The tools are fairly common because they were made by pattermakers for their own use, according to tool collectors I’ve talked to. Sometimes the patternmaker would use a common Stanley tool as the pattern for the craftsman-made tool. And that’s why you sometimes see router planes that look like slightly shrunken Stanley router planes in bronze.
The coolest one I’ve ever seen is owned by Carl Bilderback, a retired carpenter and tool collector who lives outside Chicago. He writes for Popular Woodworking on occasion and whenever I’m up there to take photos of his work I always catch myself looking at his router plane with lustful thoughts.
It’s fancy. It has a bronze base, a beautifully knurled adjustment mechanism and tiny little turned handles. You’ll be able to see a photo of it in our February 2008 issue. Carl is using it during an article on repairing mistakes.
The router shown here is a more typical example. I bought it for $15 at a tool swap. It was sitting on a blanket with a bunch of other little bits of rusted metal.
Fixing one up is easy. I started working on this one at 4:10 p.m. and was trimming tenons before 4:30 p.m. rolled around. The irons on these are almost always soft steel, which means they are easy to hone up, but that you’ll be sharpening them often.
I polished the flat face of the tool on my waterstones during two songs on the radio (man how I love Little Steven’s Underground Garage). Then I trued up the bevel on a diamond stone and honed a micro-bevel on the waterstones. You can’t use honing guides to sharpen the L-shaped iron, but it’s easy work by hand.
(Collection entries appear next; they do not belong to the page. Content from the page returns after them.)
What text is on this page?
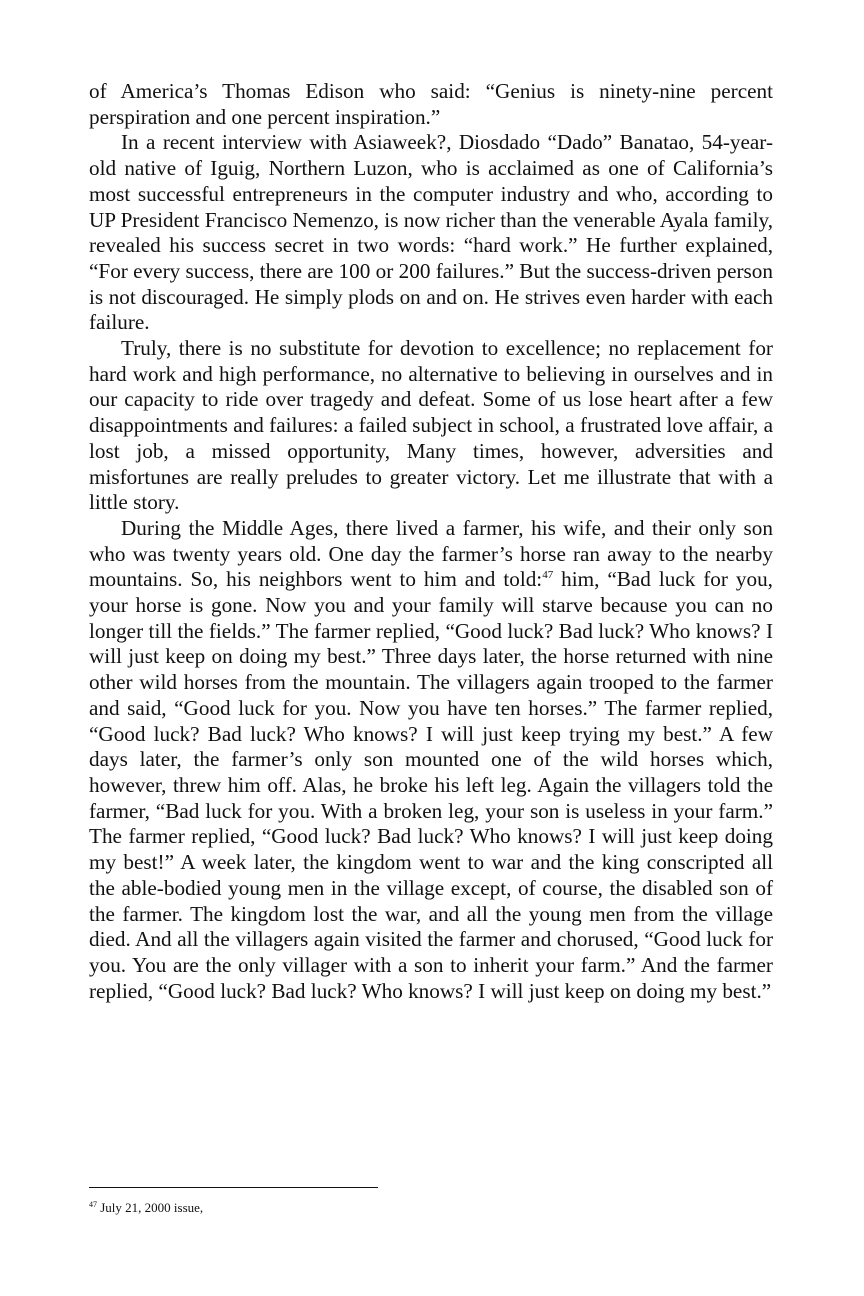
of America’s Thomas Edison who said: “Genius is ninety-nine percent perspiration and one percent inspiration.”

In a recent interview with Asiaweek?, Diosdado “Dado” Banatao, 54-year-old native of Iguig, Northern Luzon, who is acclaimed as one of California’s most successful entrepreneurs in the computer industry and who, according to UP President Francisco Nemenzo, is now richer than the venerable Ayala family, revealed his success secret in two words: “hard work.” He further explained, “For every success, there are 100 or 200 failures.” But the success-driven person is not discouraged. He simply plods on and on. He strives even harder with each failure.

Truly, there is no substitute for devotion to excellence; no replacement for hard work and high performance, no alternative to believing in ourselves and in our capacity to ride over tragedy and defeat. Some of us lose heart after a few disappointments and failures: a failed subject in school, a frustrated love affair, a lost job, a missed opportunity, Many times, however, adversities and misfortunes are really preludes to greater victory. Let me illustrate that with a little story.

During the Middle Ages, there lived a farmer, his wife, and their only son who was twenty years old. One day the farmer’s horse ran away to the nearby mountains. So, his neighbors went to him and told:$^{47}$ him, “Bad luck for you, your horse is gone. Now you and your family will starve because you can no longer till the fields.” The farmer replied, “Good luck? Bad luck? Who knows? I will just keep on doing my best.” Three days later, the horse returned with nine other wild horses from the mountain. The villagers again trooped to the farmer and said, “Good luck for you. Now you have ten horses.” The farmer replied, “Good luck? Bad luck? Who knows? I will just keep trying my best.” A few days later, the farmer’s only son mounted one of the wild horses which, however, threw him off. Alas, he broke his left leg. Again the villagers told the farmer, “Bad luck for you. With a broken leg, your son is useless in your farm.” The farmer replied, “Good luck? Bad luck? Who knows? I will just keep doing my best!” A week later, the kingdom went to war and the king conscripted all the able-bodied young men in the village except, of course, the disabled son of the farmer. The kingdom lost the war, and all the young men from the village died. And all the villagers again visited the farmer and chorused, “Good luck for you. You are the only villager with a son to inherit your farm.” And the farmer replied, “Good luck? Bad luck? Who knows? I will just keep on doing my best.”

$^{47}$ July 21, 2000 issue,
The only other thing to do is to clean up the sole a bit. The oxidation on the broze base will leave nasty marks on your work at first. I clean up the base on some sandpaper stuck to a piece of granite.
If you’d like one of these tools for yourself, the best way is to join Mid-West Tool Collector’s Association and attend one of their local or national meets. You will have 20 or 30 to choose from. I’ve found a few on eBay using this search, but I like buying them in person because you can make sure that the iron can be tightened up well. There’s nothing worse than an iron that shifts around in use.